ヒトラーのための虐殺会議のおーきのレビュー・感想・評価

ヒトラーのための虐殺会議(2022年製作の映画)
4.0
・そもそも、ユダヤ人に対する差別政策は1930年代から始まり、本作の元となる「ヴァンゼー会議」は1942年1月20日に行われている。そういった時代背景があるため、ユダヤ人に対する差別政策がさも当然のことのような空気感であり、発言の節々にそういった侮蔑のニュアンスの言葉が用いられている。
・「移動」させる住民には署名させる、など戦時中で、かつ、上記差別政策が行われている中でもそういった法的遵守は意識していたのか、という驚き
・立場やポリシーによって発言の趣旨が変わる、発言ではきれいな言葉で表現されつつも実際のところはこうだよねって休憩中に愚痴にしつつ会議の場では発言しない参加者の存在、また、結局のところ結論ありきで主催者の意図のとおり会議が進み、合意のニュアンスで会議が終わる、など社会人として思うところが多々あった。こういう会議ってあるよね。。。
・非常に地味な映画。
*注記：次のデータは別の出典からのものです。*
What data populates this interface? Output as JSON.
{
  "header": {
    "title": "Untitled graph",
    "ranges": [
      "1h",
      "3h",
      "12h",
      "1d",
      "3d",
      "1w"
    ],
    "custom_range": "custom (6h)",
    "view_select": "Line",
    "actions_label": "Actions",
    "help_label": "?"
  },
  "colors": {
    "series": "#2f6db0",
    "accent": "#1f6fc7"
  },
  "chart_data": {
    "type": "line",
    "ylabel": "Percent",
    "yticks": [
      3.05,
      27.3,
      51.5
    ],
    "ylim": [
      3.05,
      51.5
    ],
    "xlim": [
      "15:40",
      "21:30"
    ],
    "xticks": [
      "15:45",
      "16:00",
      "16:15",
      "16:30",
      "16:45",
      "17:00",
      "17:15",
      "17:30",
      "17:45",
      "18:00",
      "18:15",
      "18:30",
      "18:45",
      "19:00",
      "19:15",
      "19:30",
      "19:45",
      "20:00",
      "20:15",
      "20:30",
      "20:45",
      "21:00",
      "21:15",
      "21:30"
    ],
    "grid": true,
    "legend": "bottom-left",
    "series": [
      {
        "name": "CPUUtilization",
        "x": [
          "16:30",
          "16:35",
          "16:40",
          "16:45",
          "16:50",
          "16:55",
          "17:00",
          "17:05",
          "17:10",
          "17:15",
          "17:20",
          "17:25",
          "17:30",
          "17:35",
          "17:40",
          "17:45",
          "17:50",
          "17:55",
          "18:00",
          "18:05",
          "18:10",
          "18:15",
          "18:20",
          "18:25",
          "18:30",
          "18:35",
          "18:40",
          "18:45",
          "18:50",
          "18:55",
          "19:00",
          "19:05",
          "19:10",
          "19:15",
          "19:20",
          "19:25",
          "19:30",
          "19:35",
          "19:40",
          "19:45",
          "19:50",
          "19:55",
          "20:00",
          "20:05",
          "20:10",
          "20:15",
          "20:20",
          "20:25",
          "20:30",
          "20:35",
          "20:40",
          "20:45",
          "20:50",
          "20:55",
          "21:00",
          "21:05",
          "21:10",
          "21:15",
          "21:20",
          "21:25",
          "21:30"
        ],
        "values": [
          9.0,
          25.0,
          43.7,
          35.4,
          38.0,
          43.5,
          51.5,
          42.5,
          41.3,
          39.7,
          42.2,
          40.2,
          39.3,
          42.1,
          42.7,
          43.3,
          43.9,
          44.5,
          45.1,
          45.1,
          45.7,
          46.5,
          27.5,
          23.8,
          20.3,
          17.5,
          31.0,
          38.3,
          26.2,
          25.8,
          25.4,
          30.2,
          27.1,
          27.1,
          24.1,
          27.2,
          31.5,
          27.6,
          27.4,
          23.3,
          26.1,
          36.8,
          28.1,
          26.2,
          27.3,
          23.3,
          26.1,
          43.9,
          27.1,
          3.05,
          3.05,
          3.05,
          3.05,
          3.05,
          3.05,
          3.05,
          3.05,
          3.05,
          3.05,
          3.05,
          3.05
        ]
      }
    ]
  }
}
ただ、目線や表情の変化の機微、立ち振る舞いが印象的で目を離せない。
・(もし認識が間違っていればご指摘ください。。。)正当化しない、肯定しない事実を描いた作品だと思われる。こういった作品が日本でも増えれば良いのだが、とは思うが書類焼却やなんやかんやあるため難しいのだろうな、という認識。こういった戦後の反省?振り返り?はドイツが先を進んでいるような印象。
・時代背景があるとはいえ、現代からすれば狂気的な雰囲気で延々と会議が進むので正直見終わった後はぐったりした。ただ、そういった雰囲気に徹底された映画だからこそ色々と感じることがあり、当時のドイツの状況や参加者の立場をきっちり把握した上で改めて観たい作品だと思った。